Jefferson High School, located south east of Downtown Los Angeles, served as a school to a community that not only was located at the heart of South Central’s jazz scene at the time (in the 1930s), but also one that nurtured Jazz affluent students. These students, who would later go on to establish themselves as either jazz/blues artists/singers, would follow robust music curriculum, which included courses in music theory, music appreciation, harmony, counterpoint, orchestra, band and choir.[8] Many of Central Avenue’s most accomplished jazz, blues, and bebop players were graduates of this public high school just off the Avenue. The origin of jazz in Los Angeles has been attributed to a number of musicians who moved there from New Orleans.[8] Nightclubs became the physical manifestation of jazz music, and these were mainly located along Central Avenue from Little Tokyo to Watts. The school produced many prominent musicians, including Etta James, Curtis Williams, Big Jay McNeely, and Richard Berry.

Jefferson High School served as a pivotal structure to a newly established African-American enclave after the turn of the 20th century.[9] The same way many know Harlem as a historically African-American enclave, the area in and around Central Ave was ironically referred to as “Little Harlem” due to its striking similarities. Harlem’s Apollo theatre and its importance to the neighborhood can be taken by the same token in referring to the many Jazz clubs on Central Ave. However, in this case, looking at the ethnographic nature of Central Ave and its establishing of a Jazz scene and culture, Jefferson High School’s contribution cannot be overstated. Such an institution served in nurturing students, musicians, and athletes—all the while sparking an inevitable culture of Jazz within the already affluent Jazz population.[10]
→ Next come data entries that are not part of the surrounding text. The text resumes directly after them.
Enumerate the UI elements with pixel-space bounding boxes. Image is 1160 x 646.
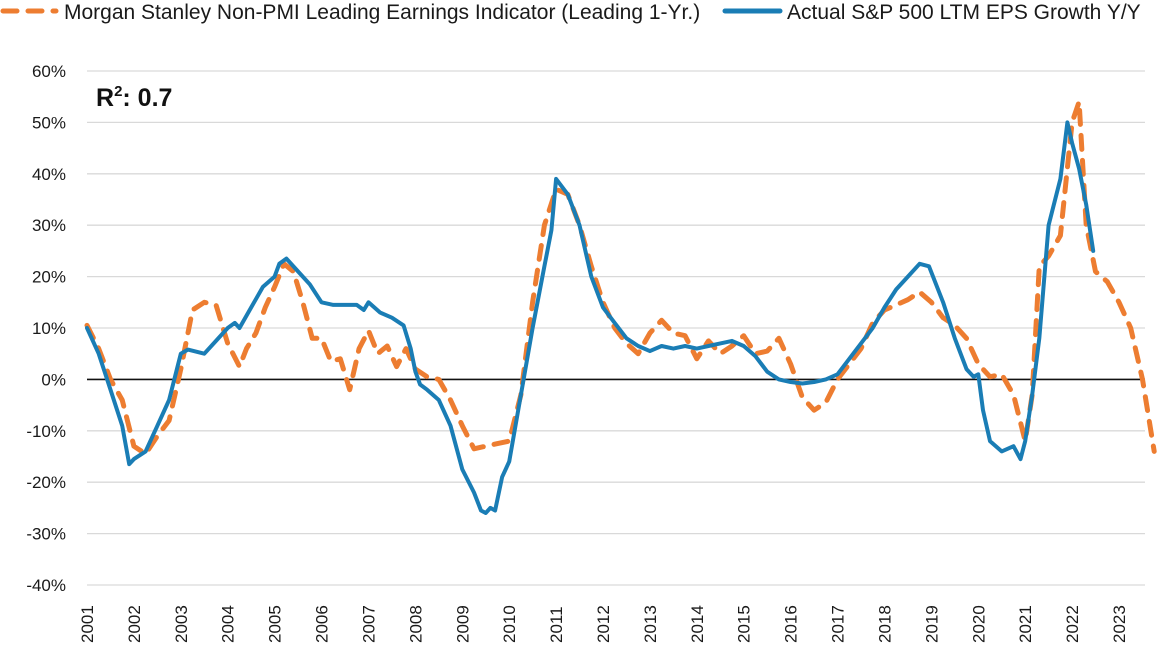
x-tick-label: 2014 [688, 605, 707, 643]
x-tick-label: 2012 [594, 605, 613, 643]
x-tick-label: 2019 [922, 605, 941, 643]
legend: Morgan Stanley Non-PMI Leading Earnings … [0, 1, 1141, 24]
y-tick-label: 0% [41, 370, 66, 389]
x-tick-label: 2015 [735, 605, 754, 643]
x-tick-label: 2021 [1016, 605, 1035, 643]
x-tick-label: 2009 [453, 605, 472, 643]
y-tick-label: 10% [32, 319, 66, 338]
x-tick-label: 2020 [969, 605, 988, 643]
x-tick-label: 2007 [359, 605, 378, 643]
r-squared-superscript: 2 [114, 83, 122, 100]
series-group [84, 99, 1157, 515]
series-line-leading-indicator [84, 99, 1157, 457]
x-tick-label: 2004 [219, 605, 238, 643]
y-tick-label: -40% [26, 576, 66, 595]
legend-item-actual-eps: Actual S&P 500 LTM EPS Growth Y/Y [722, 1, 1141, 24]
x-tick-label: 2002 [125, 605, 144, 643]
x-tick-label: 2005 [266, 605, 285, 643]
y-tick-label: 30% [32, 216, 66, 235]
legend-label-leading-indicator: Morgan Stanley Non-PMI Leading Earnings … [64, 1, 700, 24]
x-tick-label: 2023 [1110, 605, 1129, 643]
r-squared-annotation: R2: 0.7 [96, 83, 172, 112]
y-tick-label: -30% [26, 525, 66, 544]
x-tick-label: 2010 [500, 605, 519, 643]
y-tick-label: 20% [32, 268, 66, 287]
x-axis-ticks: 2001 2002 2003 2004 2005 2006 2007 2008 2009 2010… [78, 605, 1129, 643]
y-tick-label: -10% [26, 422, 66, 441]
y-tick-label: 60% [32, 62, 66, 81]
x-tick-label: 2001 [78, 605, 97, 643]
x-tick-label: 2018 [875, 605, 894, 643]
legend-label-actual-eps: Actual S&P 500 LTM EPS Growth Y/Y [787, 1, 1141, 24]
legend-item-leading-indicator: Morgan Stanley Non-PMI Leading Earnings … [0, 1, 700, 24]
x-tick-label: 2003 [172, 605, 191, 643]
x-tick-label: 2016 [782, 605, 801, 643]
r-squared-label: R [96, 84, 114, 112]
x-tick-label: 2011 [547, 606, 566, 643]
x-tick-label: 2008 [406, 605, 425, 643]
y-tick-label: -20% [26, 473, 66, 492]
gridlines [87, 70, 1145, 586]
y-tick-label: 50% [32, 113, 66, 132]
x-tick-label: 2013 [641, 605, 660, 643]
x-tick-label: 2006 [313, 605, 332, 643]
y-tick-label: 40% [32, 165, 66, 184]
x-tick-label: 2022 [1063, 605, 1082, 643]
series-line-actual-eps [85, 120, 1096, 515]
r-squared-value: : 0.7 [122, 84, 172, 112]
y-axis-ticks: 60% 50% 40% 30% 20% 10% 0% -10% -20% -30% -40% [26, 62, 66, 595]
x-tick-label: 2017 [829, 605, 848, 643]
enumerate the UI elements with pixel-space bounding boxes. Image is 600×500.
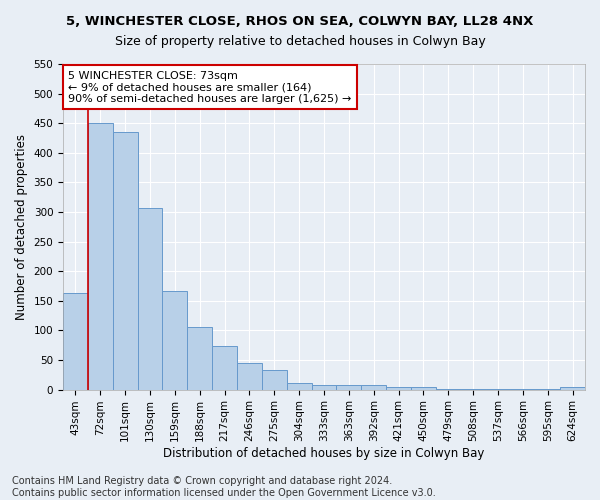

Central Ave paved way for many historic happenings in Los Angeles, most importantly being the many significant structures that contributed to both the creation of an African-American enclave and Jazz scene on the West Coast. It was in 1920, when the Jazz scene on Central began to swing, and from 1920 to 1955 it was the heart of the African-American community in Los Angeles.[8]

Lionel Hampton composed and performed a tune called "Central Avenue Breakdown". Dave Alvin's tribute to Big Joe Turner, "The Boss of the Blues", describes a drive down Central Avenue and Turner's reminiscences about the scene. Lionel Hampton performed for the 2nd, 5th, 6th, 7th and the 11th Cavalcade of Jazz concerts. The crowning of the first Cavalcade of Jazz Queen was postponed due to a showdown between Big Joe Turner and Lionel Hampton's band at the 5th concert. The crowd started throwing pillows, programs, and bottles into the field as the band parading back to the stage.[11]

Underground rapper Bones names a song "CentralAve" on album "Rotten" (2014).